You could have a mesh network of observation satellites surrounding the Hill Sphere and still not be able to detect every close approach object. Unless we just created a massive laser grid, you may just have to deal with the potential of the very, very rare event happening.
A.) Your implication it's that rare is false, in fact, these are so hard to detect historically that we missed the single largest extinction event induced by an object from space since the dinosaurs caught the hard goodbye until 2007, and we're still putting the pieces together on that one. Sure, that was 12k years ago, but we know that roughly 100 years ago Tunguska happened, which had it happened over moscow rather than siberia, you'd have millions dead, not just millions of trees broken like twigs.

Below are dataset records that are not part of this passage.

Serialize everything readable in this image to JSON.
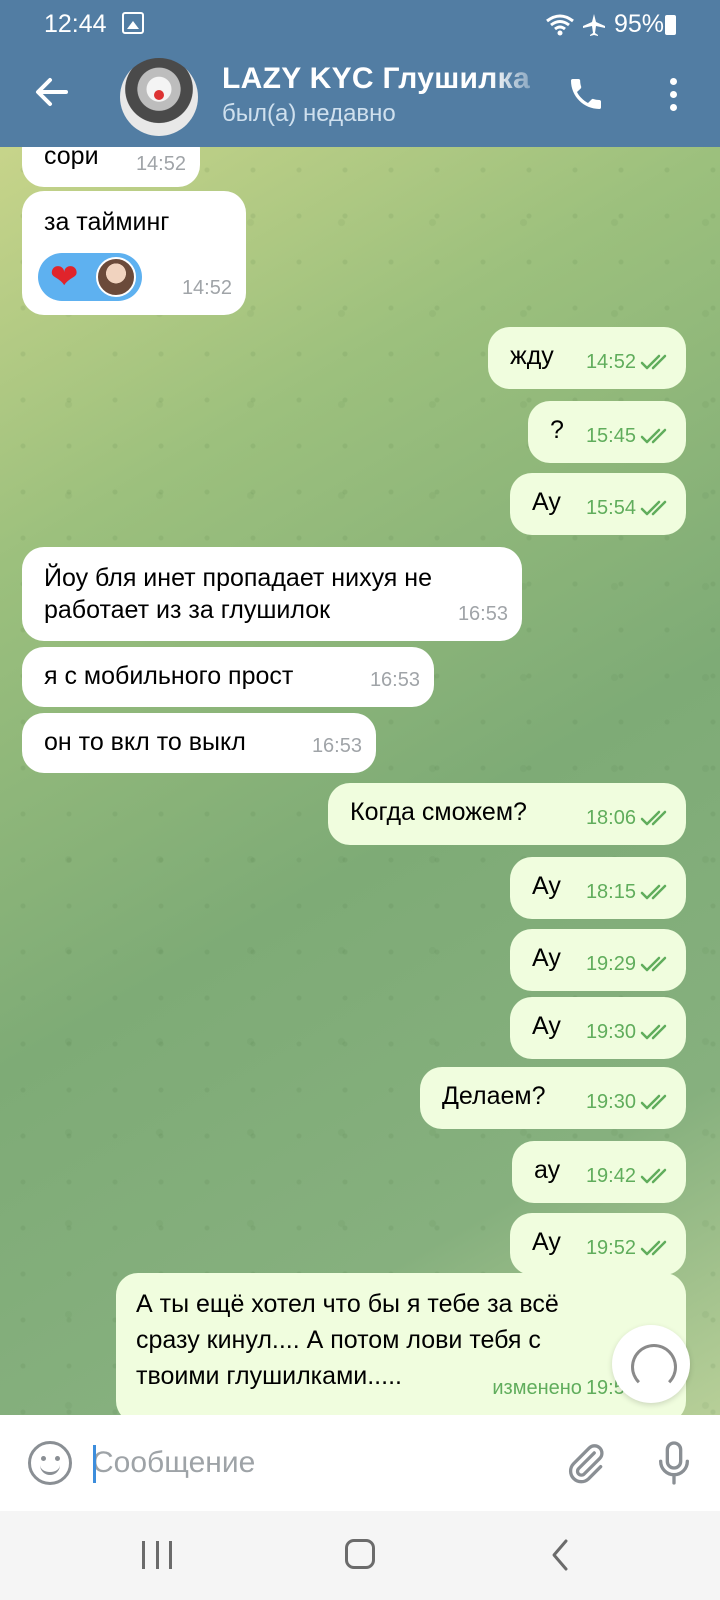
{
  "status_bar": {
    "time": "12:44",
    "battery": "95%"
  },
  "header": {
    "title": "LAZY KYC Глушилка",
    "subtitle": "был(а) недавно"
  },
  "messages": [
    {
      "dir": "in",
      "text": "сори",
      "time": "14:52"
    },
    {
      "dir": "in",
      "text": "за тайминг",
      "time": "14:52",
      "reaction": "❤"
    },
    {
      "dir": "out",
      "text": "жду",
      "time": "14:52"
    },
    {
      "dir": "out",
      "text": "?",
      "time": "15:45"
    },
    {
      "dir": "out",
      "text": "Ау",
      "time": "15:54"
    },
    {
      "dir": "in",
      "text": "Йоу бля инет пропадает нихуя не",
      "text2": "работает из за глушилок",
      "time": "16:53"
    },
    {
      "dir": "in",
      "text": "я с мобильного прост",
      "time": "16:53"
    },
    {
      "dir": "in",
      "text": "он то вкл то выкл",
      "time": "16:53"
    },
    {
      "dir": "out",
      "text": "Когда сможем?",
      "time": "18:06"
    },
    {
      "dir": "out",
      "text": "Ау",
      "time": "18:15"
    },
    {
      "dir": "out",
      "text": "Ау",
      "time": "19:29"
    },
    {
      "dir": "out",
      "text": "Ау",
      "time": "19:30"
    },
    {
      "dir": "out",
      "text": "Делаем?",
      "time": "19:30"
    },
    {
      "dir": "out",
      "text": "ау",
      "time": "19:42"
    },
    {
      "dir": "out",
      "text": "Ау",
      "time": "19:52"
    },
    {
      "dir": "out",
      "text": "А ты ещё хотел что бы я тебе за всё",
      "text2": "сразу кинул.... А потом лови тебя с",
      "text3": "твоими глушилками.....",
      "time": "19:53",
      "edited": "изменено"
    }
  ],
  "input": {
    "placeholder": "Сообщение"
  },
  "colors": {
    "header": "#527da3",
    "outgoing_bubble": "#f0fdde",
    "incoming_bubble": "#ffffff",
    "check": "#60ad5c",
    "reaction": "#5eb1f0"
  }
}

B.) The budget is the problem. But you are correct, we will never catch everything...it would be nice to put 300 million towards it instead of throwing a paltry 30 million bucks at it to detect less than 1 percent of the estimated amount of dangerous near earth objects. Realistically, we should be investing billions yearly to deal with near earth space, not the 30 million dollars it costs to run a McDonalds for 1 year.
I hear what youre saying but still, no known human for the past 1000 has been documented being killed by direct impact or by effects of one impacting... take from that what you will
and it would take hundreds of billions to design a mesh network even remotely close monitoring near earth objects at a percentage that would make everyone sleep comfortably at night.
I thought Light Sail had already been launched. That's the Planetary Societies one isn't it?